Panibudlaska gives the following illustrative example. One day a female patient saw a knitting pattern — knit and purl stitches — in a book. She began drawing something that resembled those bumps, holes, dots, and hooks. Later, little mushrooms and flowers began cropping up in her drawings. The art therapist thinks this patient began to develop; she had understood that she was able to do something by herself.

Among the artists who took part in the charity auction and the opening of the art exhibit was Borys Yehyzarian. He recognizes the importance of art therapy because in Soviet times he spent time in both a mental hospital and a prison. What he badly needed there was a pencil and paints.

“I have a very serious attitude to this project because healing through painting is the credo of my creative work. I heal myself when I paint, and I think the same thing happens to people who look at my pictures,” he told The Day. “I have seen a lot since I began painting 30 years ago, including people who felt better and healthier when they were involved in art. I have seen a lot of artists, including those who were cured by art. As for this exhibit, I can see that these pictures are very serene. For example, the drawings made by a woman’s hand are the pictures of six— or seven-year- old children. I look through the eyes of an artist and see harmony in the structure and the color, I can feel beautiful music. In other words, sick people who have inner chaos and pain (mental illness is a veritable hell) paint to bring out this harmony and beauty. These childish pictures made by adults clearly display the soul’s yearning to heal. These people use drawing as an attempt to restart their lives from scratch, from childhood. And this spark in the soul, which breaks through into the world by means of beauty, is sure to heal them. They will heal by means of action.”

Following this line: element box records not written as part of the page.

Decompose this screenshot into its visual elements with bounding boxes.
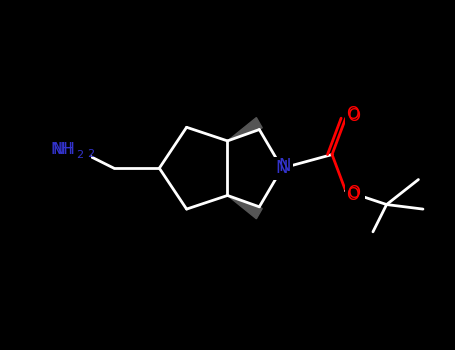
- Text: 2: 2: [76, 150, 83, 160]
- Polygon shape: [228, 195, 262, 219]
- Text: N: N: [276, 159, 288, 177]
- Bar: [345, 180, 365, 202]
- Text: NH: NH: [52, 142, 75, 158]
- Text: NH: NH: [50, 142, 73, 156]
- Text: O: O: [347, 107, 360, 125]
- Text: N: N: [278, 157, 291, 175]
- Text: O: O: [347, 184, 360, 202]
- Bar: [271, 157, 293, 180]
- Text: 2: 2: [86, 149, 94, 159]
- Polygon shape: [228, 118, 262, 141]
- Bar: [345, 107, 365, 130]
- Text: O: O: [346, 105, 359, 122]
- Bar: [50, 136, 91, 164]
- Text: O: O: [346, 187, 359, 204]
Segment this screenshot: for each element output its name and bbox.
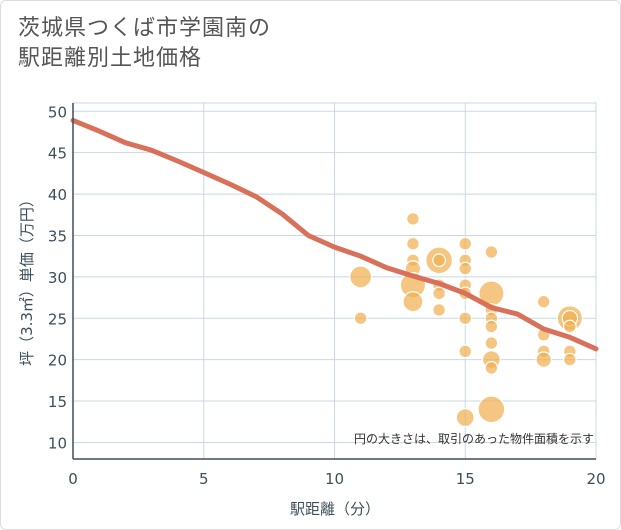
data-point bbox=[477, 395, 506, 424]
chart-title-line-2: 駅距離別土地価格 bbox=[18, 46, 203, 71]
y-tick-label: 15 bbox=[48, 393, 67, 411]
data-point bbox=[535, 351, 552, 368]
y-axis-label: 坪（3.3㎡）単価（万円） bbox=[18, 192, 36, 366]
trend-line-group bbox=[70, 117, 599, 352]
data-point bbox=[484, 336, 499, 350]
chart-title-line-1: 茨城県つくば市学園南の bbox=[18, 16, 272, 41]
data-point bbox=[484, 361, 499, 375]
x-axis-label: 駅距離（分） bbox=[290, 500, 380, 518]
x-tick-label: 15 bbox=[456, 470, 475, 488]
chart-annotation: 円の大きさは、取引のあった物件面積を示す bbox=[354, 431, 594, 446]
data-point bbox=[432, 303, 446, 317]
data-point bbox=[353, 311, 368, 326]
x-tick-label: 10 bbox=[325, 470, 344, 488]
data-point bbox=[432, 253, 446, 268]
bubble-series bbox=[349, 212, 583, 428]
data-point bbox=[406, 236, 420, 251]
y-tick-label: 20 bbox=[48, 352, 67, 370]
data-point bbox=[458, 261, 473, 276]
tick-labels: 10 15 20 25 30 35 40 45 50 0 5 10 15 20 bbox=[48, 103, 606, 488]
y-tick-label: 25 bbox=[48, 310, 67, 328]
chart-title: 茨城県つくば市学園南の 駅距離別土地価格 bbox=[18, 14, 271, 74]
x-tick-label: 5 bbox=[199, 470, 209, 488]
data-point bbox=[484, 319, 499, 334]
axes bbox=[72, 103, 596, 460]
data-point bbox=[562, 319, 577, 334]
trend-line bbox=[70, 117, 599, 352]
x-tick-label: 0 bbox=[68, 470, 78, 488]
y-tick-label: 50 bbox=[48, 103, 67, 121]
data-point bbox=[458, 236, 473, 251]
data-point bbox=[484, 245, 499, 259]
data-point bbox=[402, 291, 424, 313]
y-tick-label: 35 bbox=[48, 227, 67, 245]
grid-lines bbox=[72, 102, 597, 460]
y-tick-label: 30 bbox=[48, 269, 67, 287]
data-point bbox=[562, 352, 577, 367]
y-tick-label: 45 bbox=[48, 145, 67, 163]
data-point bbox=[455, 408, 475, 428]
y-tick-label: 40 bbox=[48, 186, 67, 204]
data-point bbox=[536, 294, 551, 309]
y-tick-label: 10 bbox=[48, 434, 67, 452]
data-point bbox=[432, 286, 446, 301]
data-point bbox=[458, 344, 473, 359]
data-point bbox=[349, 265, 373, 289]
data-point bbox=[458, 311, 473, 326]
data-point bbox=[406, 212, 420, 226]
x-tick-label: 20 bbox=[586, 470, 605, 488]
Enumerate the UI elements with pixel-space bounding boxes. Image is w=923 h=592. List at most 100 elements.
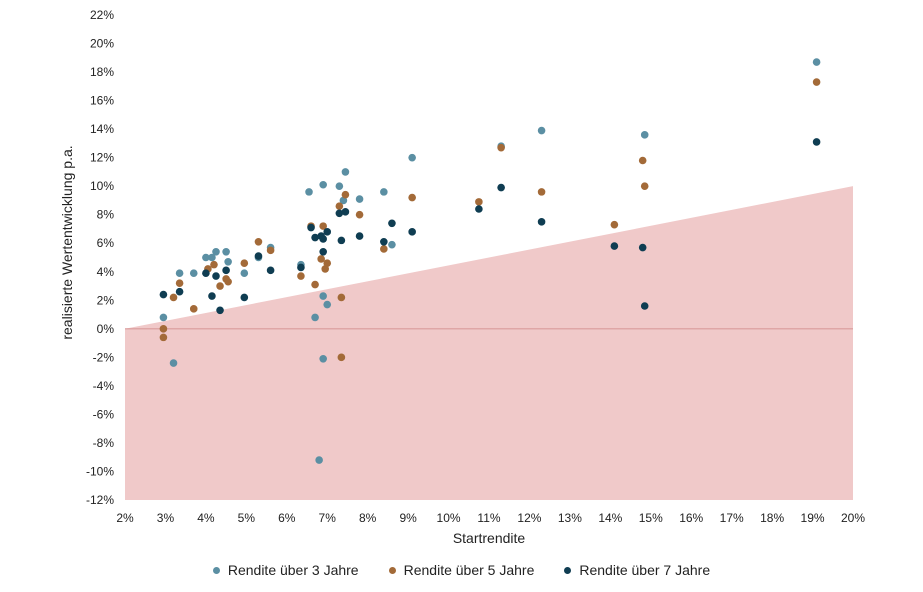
legend: Rendite über 3 Jahre Rendite über 5 Jahr… <box>0 562 923 578</box>
scatter-point-series-1 <box>317 255 325 263</box>
scatter-chart: 22% 20% 18% 16% 14% 12% 10% 8% 6% 4% 2% 0% -2% -4% -6%… <box>59 8 865 546</box>
x-tick-label: 17% <box>720 511 744 525</box>
y-tick-label: -4% <box>93 379 115 393</box>
scatter-point-series-0 <box>323 300 332 309</box>
scatter-point-series-0 <box>159 313 168 322</box>
scatter-point-series-0 <box>315 456 323 464</box>
scatter-point-series-1 <box>254 238 263 246</box>
y-tick-label: 14% <box>90 122 114 136</box>
scatter-point-series-1 <box>319 222 327 230</box>
scatter-point-series-1 <box>189 305 198 313</box>
y-tick-label: 22% <box>90 8 114 22</box>
x-tick-label: 18% <box>760 511 784 525</box>
scatter-point-series-1 <box>159 325 168 333</box>
scatter-point-series-2 <box>335 209 344 218</box>
scatter-point-series-2 <box>297 263 305 272</box>
scatter-point-series-1 <box>475 198 483 206</box>
x-axis-title: Startrendite <box>453 530 526 546</box>
scatter-point-series-2 <box>202 269 210 277</box>
scatter-point-series-2 <box>638 243 647 252</box>
scatter-point-series-1 <box>297 272 305 280</box>
x-tick-label: 10% <box>437 511 461 525</box>
scatter-point-series-2 <box>311 233 319 242</box>
scatter-point-series-0 <box>305 188 313 196</box>
y-tick-label: 4% <box>97 265 115 279</box>
scatter-point-series-2 <box>159 290 168 299</box>
x-tick-label: 20% <box>841 511 865 525</box>
scatter-point-series-1 <box>337 353 346 362</box>
scatter-point-series-1 <box>224 277 232 286</box>
scatter-point-series-0 <box>339 196 348 205</box>
scatter-point-series-0 <box>224 257 232 266</box>
scatter-point-series-0 <box>319 292 327 300</box>
scatter-point-series-0 <box>189 269 198 277</box>
scatter-point-series-1 <box>408 193 416 202</box>
scatter-point-series-2 <box>408 228 416 236</box>
legend-dot-7-jahre <box>564 566 572 574</box>
y-tick-label: 12% <box>90 151 114 165</box>
scatter-point-series-2 <box>812 138 821 146</box>
scatter-point-series-0 <box>319 180 327 189</box>
scatter-point-series-2 <box>497 183 505 192</box>
x-tick-label: 6% <box>278 511 296 525</box>
scatter-point-series-2 <box>208 292 216 300</box>
x-tick-label: 11% <box>477 511 500 525</box>
y-tick-label: -8% <box>93 436 115 450</box>
scatter-point-series-2 <box>307 223 315 232</box>
scatter-point-series-0 <box>169 359 178 367</box>
y-tick-label: -6% <box>93 407 115 421</box>
legend-dot-3-jahre <box>212 566 220 574</box>
scatter-point-series-0 <box>202 253 210 262</box>
scatter-point-series-2 <box>319 235 327 243</box>
scatter-point-series-2 <box>266 266 275 275</box>
scatter-point-series-2 <box>216 306 224 315</box>
scatter-point-series-2 <box>254 252 263 260</box>
scatter-point-series-0 <box>212 247 220 256</box>
scatter-point-series-1 <box>321 265 330 273</box>
x-tick-label: 4% <box>197 511 215 525</box>
scatter-point-series-1 <box>610 220 619 229</box>
y-tick-label: 10% <box>90 179 114 193</box>
y-axis-title: realisierte Wertentwicklung p.a. <box>59 145 75 339</box>
scatter-point-series-0 <box>341 168 350 176</box>
x-tick-label: 14% <box>598 511 622 525</box>
y-tick-label: 0% <box>97 322 115 336</box>
legend-item-3-jahre: Rendite über 3 Jahre <box>212 562 359 578</box>
scatter-point-series-1 <box>169 293 178 302</box>
scatter-point-series-0 <box>537 126 546 135</box>
scatter-point-series-2 <box>337 236 346 245</box>
x-tick-label: 12% <box>517 511 541 525</box>
scatter-point-series-0 <box>335 182 344 190</box>
x-tick-label: 16% <box>679 511 703 525</box>
scatter-point-series-2 <box>475 205 483 213</box>
scatter-point-series-0 <box>240 269 249 277</box>
y-tick-label: -12% <box>86 493 114 507</box>
scatter-point-series-2 <box>380 238 388 246</box>
scatter-point-series-1 <box>240 259 249 268</box>
shaded-region <box>125 186 853 501</box>
legend-label-3-jahre: Rendite über 3 Jahre <box>227 562 359 578</box>
y-tick-label: 18% <box>90 65 114 79</box>
scatter-point-series-2 <box>323 228 332 236</box>
scatter-point-series-1 <box>812 78 821 86</box>
data-points <box>159 58 821 464</box>
scatter-point-series-0 <box>311 313 319 322</box>
scatter-point-series-1 <box>355 210 364 219</box>
x-tick-label: 13% <box>558 511 582 525</box>
y-tick-label: 20% <box>90 37 114 51</box>
scatter-point-series-2 <box>355 232 364 240</box>
scatter-point-series-2 <box>610 242 619 250</box>
scatter-point-series-2 <box>175 287 184 296</box>
scatter-point-series-1 <box>380 245 388 253</box>
scatter-point-series-2 <box>319 247 327 256</box>
scatter-point-series-0 <box>355 195 364 203</box>
y-tick-label: 8% <box>97 208 115 222</box>
scatter-point-series-0 <box>222 247 230 256</box>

Art therapists who work with psychiatric patients are satisfied with their results. They say that when they visit a hospital where they’ve already held art classes, the patients immediately rush to take paints and crayons, perhaps their only joy in life. According to Pievska, eight psycho-neurological institutions in all the regions of Ukraine are using art therapy in their work with psychiatric patients. So the work continues, and the second charity auction, Art Bridge 2007, is expected to be one of the most illustrative stages of this therapeutic work.